Permissions Required for Moving Objects
Moving objects to a new folder requires certain permissions depending on the move being performed. Moves can be performed as follows:
• to the same domain and context
• to the same context but different domain
• to a different domain and context.
In the example diagrams below, a user wants to move an object in the Camping Umbrella product to various locations. The example object inherits its domain from its parent folder.
• The following diagram shows moving an object from the Umbrella folder to the General folder within the same domain and the same context.
• The following diagram shows moving an object from the Umbrella folder in the /Default domain to the Design folder in the /Default/Design domain within the same context.
• The following diagram shows moving an object from the Umbrella folder in the /Default domain of the Camping Umbrella product to the Design folder in the /Default domain of the Beach Umbrella product.
The table below highlights the permissions needed for the source and target locations of the move.
Moving Object To | Source Folder Permissions | Target Folder Permissions | Moved Object Permissions |
Same domain and same context | Modify | Modify | |
Different domain and same context | Modify | Modify | Change Domain (source location) Create By Move (target location) |
Different domain and different context | Modify | Modify | Change Domain (source location) Change Context (source location) Create By Move (target location) |
The following example illustrates the permissions that are needed for the move operation as a result of the characteristics of a document. Although the permissions can be granted by either policy or ad hoc access control rules, this example describes the use of policy rules.
Moving a document from one folder to another requires the permissions described in the list below. For example, consider moving an object of type WTDocument (which is a foldered object) from one folder (which is either the SubFolder or Cabinet object type) to another.
• If the process includes navigating to the document, then it requires Read permission for the context that the document resides in because the document is contained. Using a search to locate the document does not require Read permission for the context.
• Requires Read permission for the document in the domain it belongs to (that is, the domain of the source folder) in order to select it for moving, because the document is access controlled.
• Requires Read permission for the document in the domain it belongs to after the move (that is, the domain of the destination folder) in order to view it once it has been moved, because the document is access controlled.

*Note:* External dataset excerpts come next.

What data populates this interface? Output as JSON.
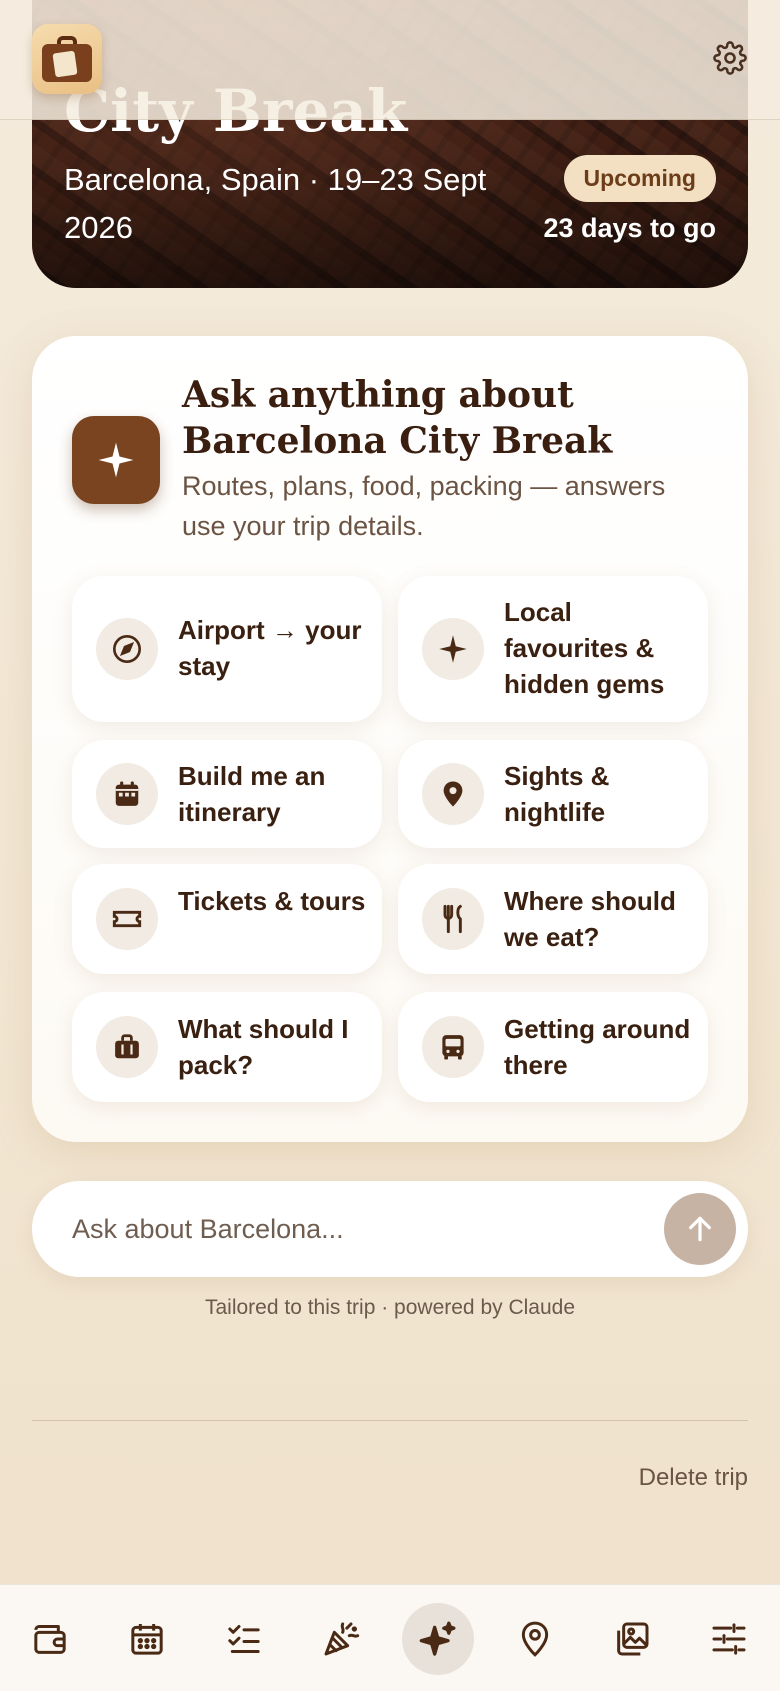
{
  "trip": {
    "title": "City Break",
    "subtitle": "Barcelona, Spain · 19–23 Sept 2026",
    "status": "Upcoming",
    "countdown": "23 days to go"
  },
  "topbar": {
    "logo_icon": "suitcase-logo-icon",
    "settings_icon": "gear-icon"
  },
  "ask": {
    "title": "Ask anything about Barcelona City Break",
    "description": "Routes, plans, food, packing — answers use your trip details.",
    "icon": "sparkle-icon",
    "suggestions": [
      {
        "label": "Airport → your stay",
        "icon": "compass-icon"
      },
      {
        "label": "Local favourites & hidden gems",
        "icon": "sparkle-icon"
      },
      {
        "label": "Build me an itinerary",
        "icon": "calendar-icon"
      },
      {
        "label": "Sights & nightlife",
        "icon": "map-pin-icon"
      },
      {
        "label": "Tickets & tours",
        "icon": "ticket-icon"
      },
      {
        "label": "Where should we eat?",
        "icon": "fork-knife-icon"
      },
      {
        "label": "What should I pack?",
        "icon": "briefcase-icon"
      },
      {
        "label": "Getting around there",
        "icon": "bus-icon"
      }
    ],
    "input_placeholder": "Ask about Barcelona...",
    "send_icon": "arrow-up-icon",
    "footer": "Tailored to this trip · powered by Claude"
  },
  "delete_trip": "Delete trip",
  "bottom_nav": [
    {
      "icon": "wallet-icon",
      "active": false
    },
    {
      "icon": "calendar-icon",
      "active": false
    },
    {
      "icon": "checklist-icon",
      "active": false
    },
    {
      "icon": "party-popper-icon",
      "active": false
    },
    {
      "icon": "sparkles-icon",
      "active": true
    },
    {
      "icon": "map-pin-icon",
      "active": false
    },
    {
      "icon": "photos-icon",
      "active": false
    },
    {
      "icon": "sliders-icon",
      "active": false
    }
  ],
  "colors": {
    "accent": "#7a4420",
    "background": "#f4ebdc",
    "badge_bg": "#f3e0c2",
    "send_button": "#c7b3a4"
  }
}
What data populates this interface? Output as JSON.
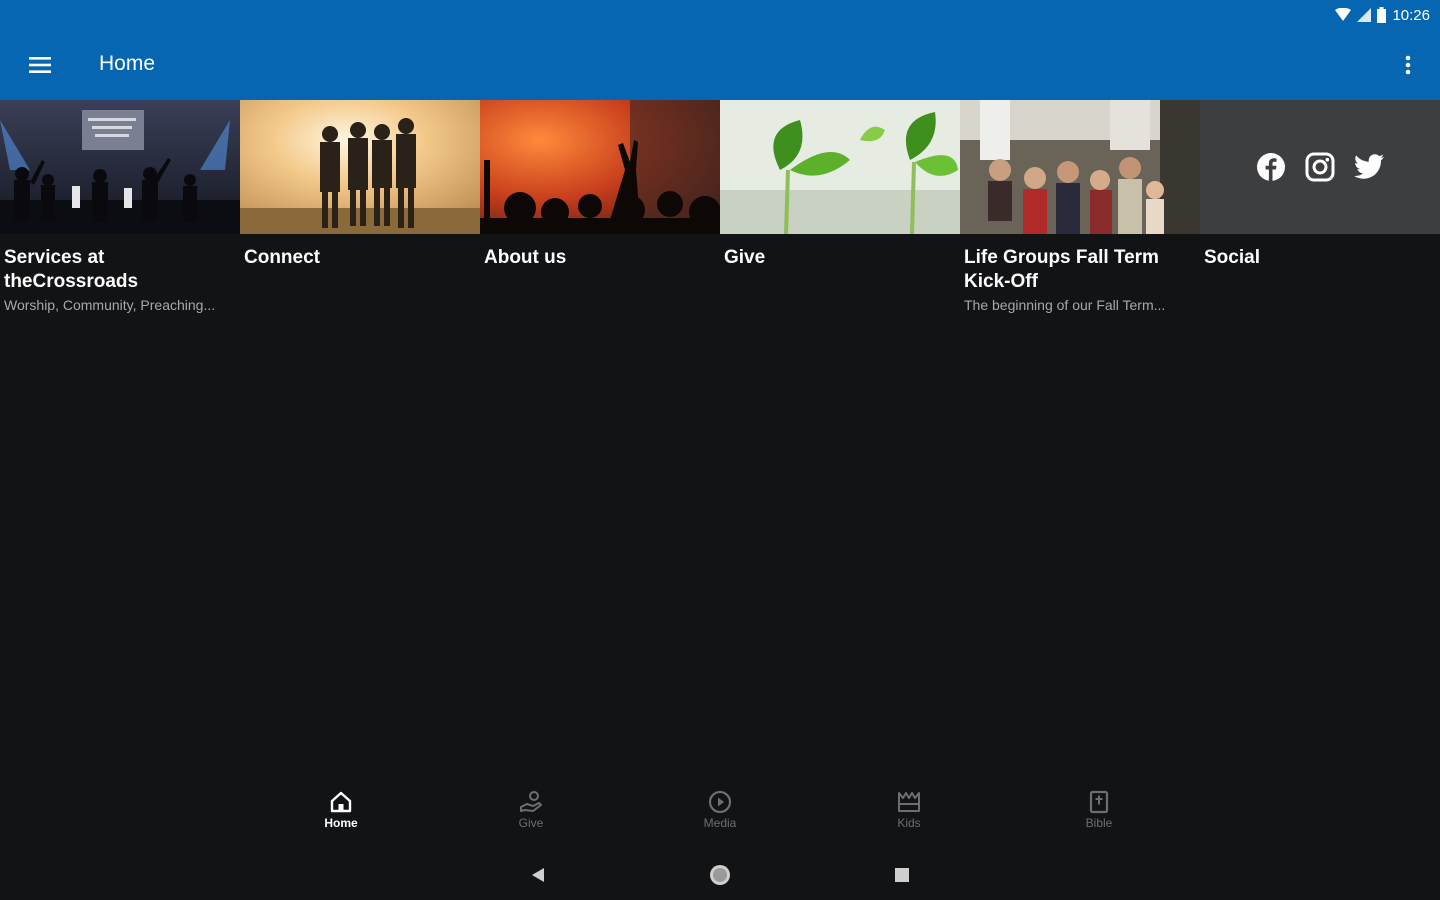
{
  "status_bar": {
    "time": "10:26"
  },
  "app_bar": {
    "title": "Home"
  },
  "tiles": [
    {
      "title": "Services at theCrossroads",
      "subtitle": "Worship, Community, Preaching..."
    },
    {
      "title": "Connect",
      "subtitle": ""
    },
    {
      "title": "About us",
      "subtitle": ""
    },
    {
      "title": "Give",
      "subtitle": ""
    },
    {
      "title": "Life Groups Fall Term Kick-Off",
      "subtitle": "The beginning of our Fall Term..."
    },
    {
      "title": "Social",
      "subtitle": ""
    }
  ],
  "social_icons": [
    "facebook-icon",
    "instagram-icon",
    "twitter-icon"
  ],
  "bottom_nav": [
    {
      "label": "Home",
      "icon": "home-icon",
      "active": true
    },
    {
      "label": "Give",
      "icon": "give-icon",
      "active": false
    },
    {
      "label": "Media",
      "icon": "play-circle-icon",
      "active": false
    },
    {
      "label": "Kids",
      "icon": "kids-icon",
      "active": false
    },
    {
      "label": "Bible",
      "icon": "bible-icon",
      "active": false
    }
  ],
  "colors": {
    "app_bar": "#0766b1",
    "background": "#121315",
    "social_tile": "#3d3e40",
    "inactive_nav": "#6d6e70"
  }
}
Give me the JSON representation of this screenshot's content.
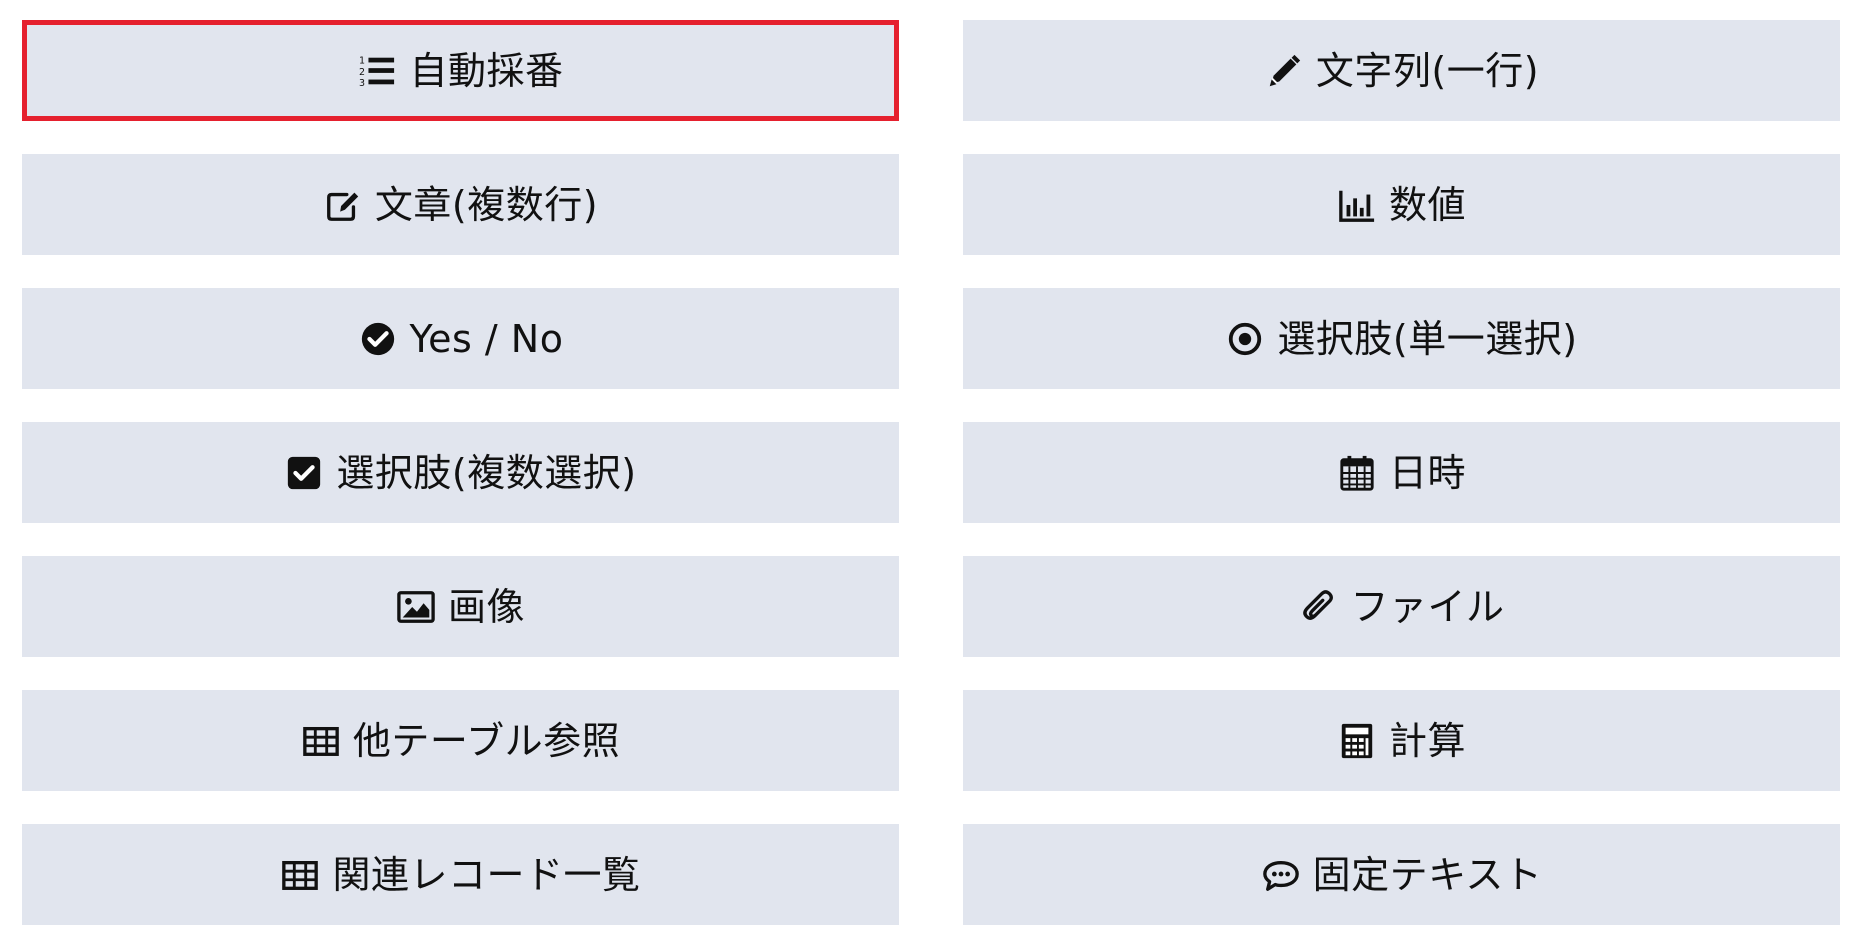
{
  "fields": [
    {
      "label": "自動採番",
      "icon": "ordered-list-icon",
      "selected": true
    },
    {
      "label": "文字列(一行)",
      "icon": "pencil-icon",
      "selected": false
    },
    {
      "label": "文章(複数行)",
      "icon": "edit-square-icon",
      "selected": false
    },
    {
      "label": "数値",
      "icon": "bar-chart-icon",
      "selected": false
    },
    {
      "label": "Yes / No",
      "icon": "check-circle-icon",
      "selected": false
    },
    {
      "label": "選択肢(単一選択)",
      "icon": "radio-dot-icon",
      "selected": false
    },
    {
      "label": "選択肢(複数選択)",
      "icon": "check-square-icon",
      "selected": false
    },
    {
      "label": "日時",
      "icon": "calendar-icon",
      "selected": false
    },
    {
      "label": "画像",
      "icon": "image-icon",
      "selected": false
    },
    {
      "label": "ファイル",
      "icon": "paperclip-icon",
      "selected": false
    },
    {
      "label": "他テーブル参照",
      "icon": "table-icon",
      "selected": false
    },
    {
      "label": "計算",
      "icon": "calculator-icon",
      "selected": false
    },
    {
      "label": "関連レコード一覧",
      "icon": "table-icon",
      "selected": false
    },
    {
      "label": "固定テキスト",
      "icon": "speech-bubble-icon",
      "selected": false
    }
  ],
  "colors": {
    "button_bg": "#e1e5ee",
    "selected_border": "#e5202e",
    "text": "#111111"
  }
}
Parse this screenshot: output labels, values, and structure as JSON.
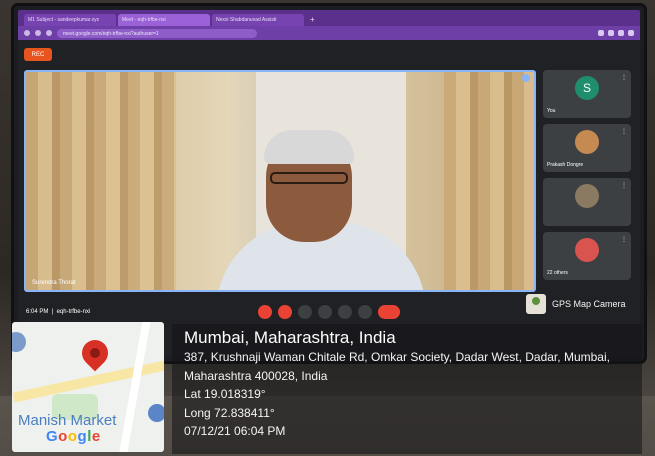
{
  "browser": {
    "tabs": [
      {
        "label": "M1 Subject - sandeepkumar.xyz"
      },
      {
        "label": "Meet - eqh-trfbe-nxi"
      },
      {
        "label": "Nexxi Shabdanuvad Assisti"
      }
    ],
    "url": "meet.google.com/eqh-trfbe-nxi?authuser=1"
  },
  "meet": {
    "record_label": "REC",
    "main_participant_name": "Surendra Thorat",
    "side_tiles": [
      {
        "initial": "S",
        "name": "You",
        "avatar_color": "#1e8e6e"
      },
      {
        "initial": "",
        "name": "Prakash Dongre",
        "avatar_color": "#c58a52"
      },
      {
        "initial": "",
        "name": "",
        "avatar_color": "#8a7a62"
      },
      {
        "initial": "",
        "name": "22 others",
        "avatar_color": "#d9534f"
      }
    ],
    "meeting_time": "6:04 PM",
    "meeting_code": "eqh-trfbe-nxi",
    "more_icon": "⋮"
  },
  "gps": {
    "app_name": "GPS Map Camera",
    "title": "Mumbai, Maharashtra, India",
    "address_line1": "387, Krushnaji Waman Chitale Rd, Omkar Society, Dadar West, Dadar,",
    "address_line2": "Mumbai, Maharashtra 400028, India",
    "lat": "Lat 19.018319°",
    "long": "Long 72.838411°",
    "datetime": "07/12/21 06:04 PM",
    "map_place_label": "Manish Market",
    "map_brand": "Google"
  }
}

• Requires Modify permission on the source and destination folders because the document is foldered and the folder content is being changed (removing the document from the source folder and adding it to the destination folder).
• If the source and destination folders are in different domains, then the domain of the document will change when it is moved, since it is domain administered and inherits its domain from the folder in which it resides. Changing the domain requires the Change Domain permission for the document in the domain of the source folder and Create By Move permission for the document in the domain of the destination folder.
• If the source and destination folders are in different contexts, then the context of the document will change when it is moved (since it is contained). Changing the context requires the Change Context permission for the document in the context of the source folder.